In 1981 at the height of the then current global insolvency crisis, the CIBC invited a Mr. Brian Mulroney to join the board of directors of the bank. Two years later Mr. Mulroney stepped down from the bank to run an exceedingly well financed campaign for leadership of the federal Conservative Party. He was elected and became prime minister in September of 1984 and for the next eight years appointed an inordinate number of “corporate, commercial, and financial law specialists” to the appellate courts across the country. In many provinces it is difficult to separate a sitting of the court of appeal from a meeting of former senior bank solicitors – all of whom are personally financially liable on a massive scale for any losses, and whom often reaped personal fortunes from front-loading prior to being appointed judges.

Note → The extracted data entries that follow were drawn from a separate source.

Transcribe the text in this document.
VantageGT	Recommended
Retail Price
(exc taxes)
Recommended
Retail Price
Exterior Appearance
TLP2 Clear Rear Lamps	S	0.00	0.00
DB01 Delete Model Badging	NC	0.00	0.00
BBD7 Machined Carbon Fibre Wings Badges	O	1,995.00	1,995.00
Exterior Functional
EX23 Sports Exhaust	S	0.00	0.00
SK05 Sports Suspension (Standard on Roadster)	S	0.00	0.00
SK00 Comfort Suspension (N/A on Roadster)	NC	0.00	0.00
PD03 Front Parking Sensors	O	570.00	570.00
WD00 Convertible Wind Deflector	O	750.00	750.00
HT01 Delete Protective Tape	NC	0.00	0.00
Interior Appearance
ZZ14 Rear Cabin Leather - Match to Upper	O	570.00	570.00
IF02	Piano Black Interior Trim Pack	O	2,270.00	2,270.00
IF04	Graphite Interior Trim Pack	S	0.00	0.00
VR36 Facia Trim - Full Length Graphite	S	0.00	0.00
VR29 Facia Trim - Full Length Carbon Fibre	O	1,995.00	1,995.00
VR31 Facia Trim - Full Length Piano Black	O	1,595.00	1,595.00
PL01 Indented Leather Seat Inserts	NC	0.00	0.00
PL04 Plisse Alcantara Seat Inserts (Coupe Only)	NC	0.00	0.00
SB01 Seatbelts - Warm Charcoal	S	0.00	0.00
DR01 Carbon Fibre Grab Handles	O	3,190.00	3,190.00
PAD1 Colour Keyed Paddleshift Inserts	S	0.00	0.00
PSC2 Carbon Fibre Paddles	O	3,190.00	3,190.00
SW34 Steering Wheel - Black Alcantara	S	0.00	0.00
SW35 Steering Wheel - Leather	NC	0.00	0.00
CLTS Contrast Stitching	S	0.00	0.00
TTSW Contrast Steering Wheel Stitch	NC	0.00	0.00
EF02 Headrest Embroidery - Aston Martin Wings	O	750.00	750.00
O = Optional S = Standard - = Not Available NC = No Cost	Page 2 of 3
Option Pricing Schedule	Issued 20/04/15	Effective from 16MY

To be clear, this entire brief applies equally to Portugal, Iceland, Ireland, Greece and Spain, the so-called PIIGS nations of the EU (and the rest of the world for that matter). Each of these nations has a separate and distinct action against Canada and its commercial courts in law, in equity, and in contract (treaty), for damages caused directly or indirectly from Canada having fostered and encouraged an environment conductive to the international commercial trade of securities known to have been acquired in the commission of felonies.

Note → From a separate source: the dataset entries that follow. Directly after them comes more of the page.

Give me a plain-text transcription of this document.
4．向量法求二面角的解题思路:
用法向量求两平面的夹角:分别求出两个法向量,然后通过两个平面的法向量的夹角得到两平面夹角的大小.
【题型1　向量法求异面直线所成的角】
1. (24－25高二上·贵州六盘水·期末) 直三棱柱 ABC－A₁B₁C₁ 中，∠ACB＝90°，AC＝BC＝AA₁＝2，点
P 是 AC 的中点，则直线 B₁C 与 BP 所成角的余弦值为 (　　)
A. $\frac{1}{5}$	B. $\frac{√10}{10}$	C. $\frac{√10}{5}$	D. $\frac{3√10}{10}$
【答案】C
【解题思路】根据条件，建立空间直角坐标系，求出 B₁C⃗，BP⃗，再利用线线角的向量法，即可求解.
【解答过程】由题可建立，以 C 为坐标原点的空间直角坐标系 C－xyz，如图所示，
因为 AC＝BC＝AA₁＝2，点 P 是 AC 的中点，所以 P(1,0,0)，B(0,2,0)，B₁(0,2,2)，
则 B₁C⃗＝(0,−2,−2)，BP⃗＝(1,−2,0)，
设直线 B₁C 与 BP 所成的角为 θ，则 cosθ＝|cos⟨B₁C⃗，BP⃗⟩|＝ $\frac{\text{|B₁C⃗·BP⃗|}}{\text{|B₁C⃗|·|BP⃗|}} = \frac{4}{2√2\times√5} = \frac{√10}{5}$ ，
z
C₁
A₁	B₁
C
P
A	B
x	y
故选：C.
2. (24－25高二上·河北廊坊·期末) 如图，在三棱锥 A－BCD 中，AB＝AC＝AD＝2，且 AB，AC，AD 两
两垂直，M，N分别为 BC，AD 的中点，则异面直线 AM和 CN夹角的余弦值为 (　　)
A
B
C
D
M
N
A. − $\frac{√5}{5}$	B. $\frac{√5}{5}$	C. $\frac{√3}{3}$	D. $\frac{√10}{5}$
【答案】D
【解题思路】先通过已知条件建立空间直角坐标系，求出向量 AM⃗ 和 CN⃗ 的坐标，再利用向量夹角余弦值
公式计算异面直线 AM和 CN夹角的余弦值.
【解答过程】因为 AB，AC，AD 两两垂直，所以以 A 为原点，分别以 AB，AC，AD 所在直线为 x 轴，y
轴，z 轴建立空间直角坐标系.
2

Front-loading is not some quaint legal technicality – it is the legal and actual technicality that has driven the fraudulent global financial economy for at least the past 200 years. “I will loan you $100,000 at 30% as long as you agree to give me a negotiable security that claims that I loaned you $130,000 at 6%, and a secret/unregistered side agreement for a $30,000 kick-back to me from the nominal proceeds. It is much easier to defraud and steal from domestic and international financial markets if I can conceal the real terms and underlying risk.” Virtually every high (and low) finance transaction in the world today follows the same model while secretly channelling literally billions in kick-backs to select members (or sectors) of the legal profession.
There are many techniques that financial institutions use to steal from their customers and from society, some more flagrant than others. Front-loading, however, is directly analogous to “the one ring that rules them all”, the master technique that dominates all others in terms of leverage and therefore profitability.

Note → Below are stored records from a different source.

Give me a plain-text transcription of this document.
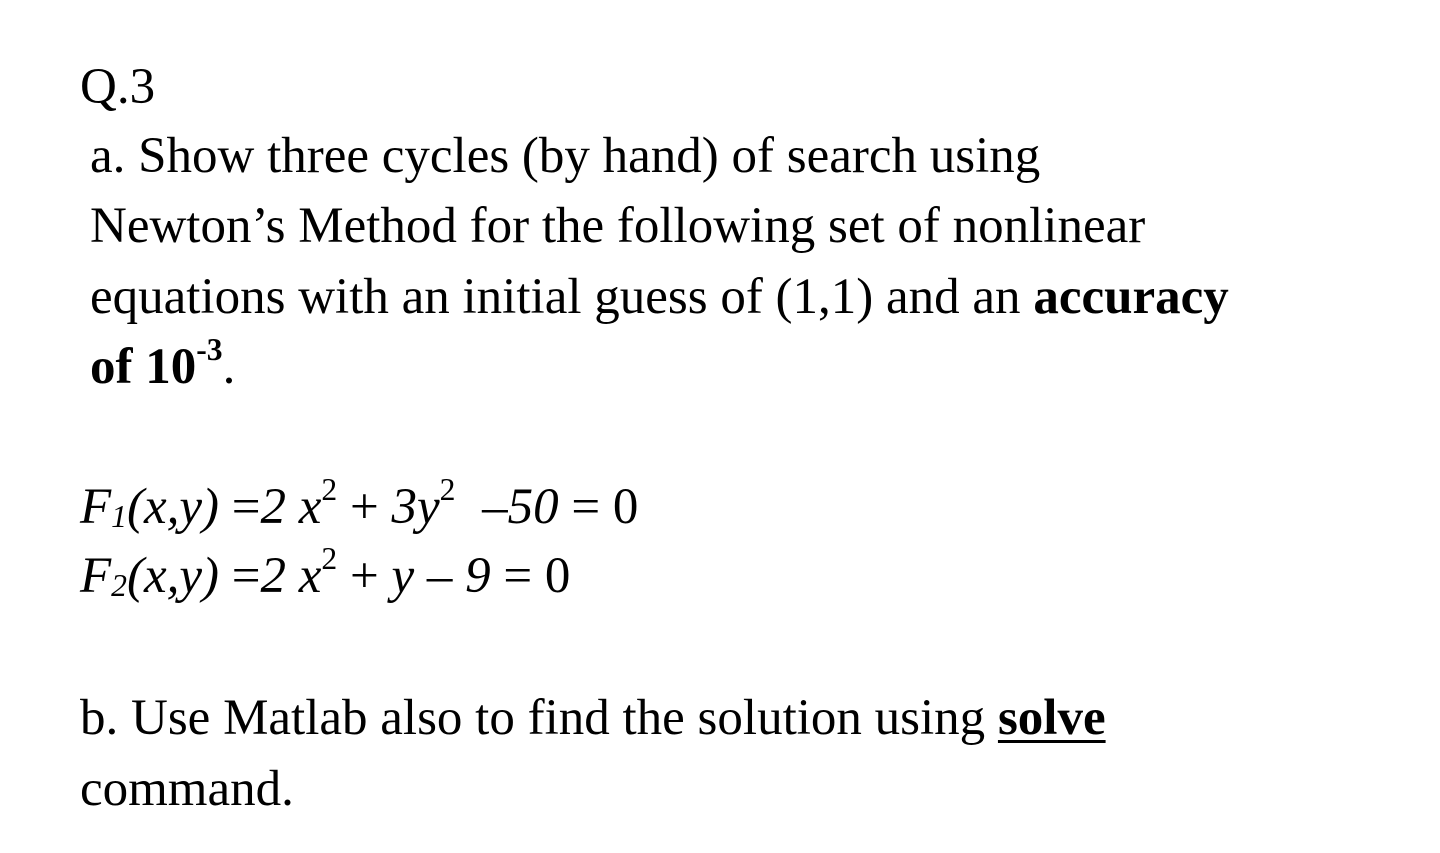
Q.3
a. Show three cycles (by hand) of search using
Newton’s Method for the following set of nonlinear
equations with an initial guess of (1,1) and an accuracy
of $10^{-3}$.
$F_1(x,y) =2$ $x^2 + 3y^2$ –50 = 0
$F_2(x,y) =2$ $x^2 + y - 9 = 0$
b. Use Matlab also to find the solution using solve
command.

Canada had a clear opportunity to destroy that ring in 1981 but “the will of men failed”, and twenty-five years later the whole global system began to massively unravel. Front-loading is a disease that infects the global financial economy. Canada’s legal system had the cure in 1981 and chose instead to conceal its knowledge of the disease and of the cure from the rest of the world in order to exploit and profit from it.
Now as the rest of the financial world lies in smouldering ruins, one country’s privately-owned banks appear to have miraculously escaped the carnage – and that country is Canada. The mainstream media, effectively owned and operated by those same banks, brag to the rest of the world how superior management is behind Canada’s escape. The reality is that Canada is the central global clearinghouse for the falsified securities that caused the collapse itself. A virtual pyramid-central by reason of its official accommodation of racketeering and other organized crime activities.
Canadian banks criminally skimmed all the gravy and sold the diseased husks into the international markets. It has been a 30-year run, but, as with Dr. Faustus, eventually Hell demands his due.
So when will banker-saturated and controlled Canada be held accountable for its flagrant and self-admittedly criminal activities? The answer according to Canada’s banker/judges is: “When pigs fly!”
Be careful gentlemen. These PIIGS got wings. And teeth.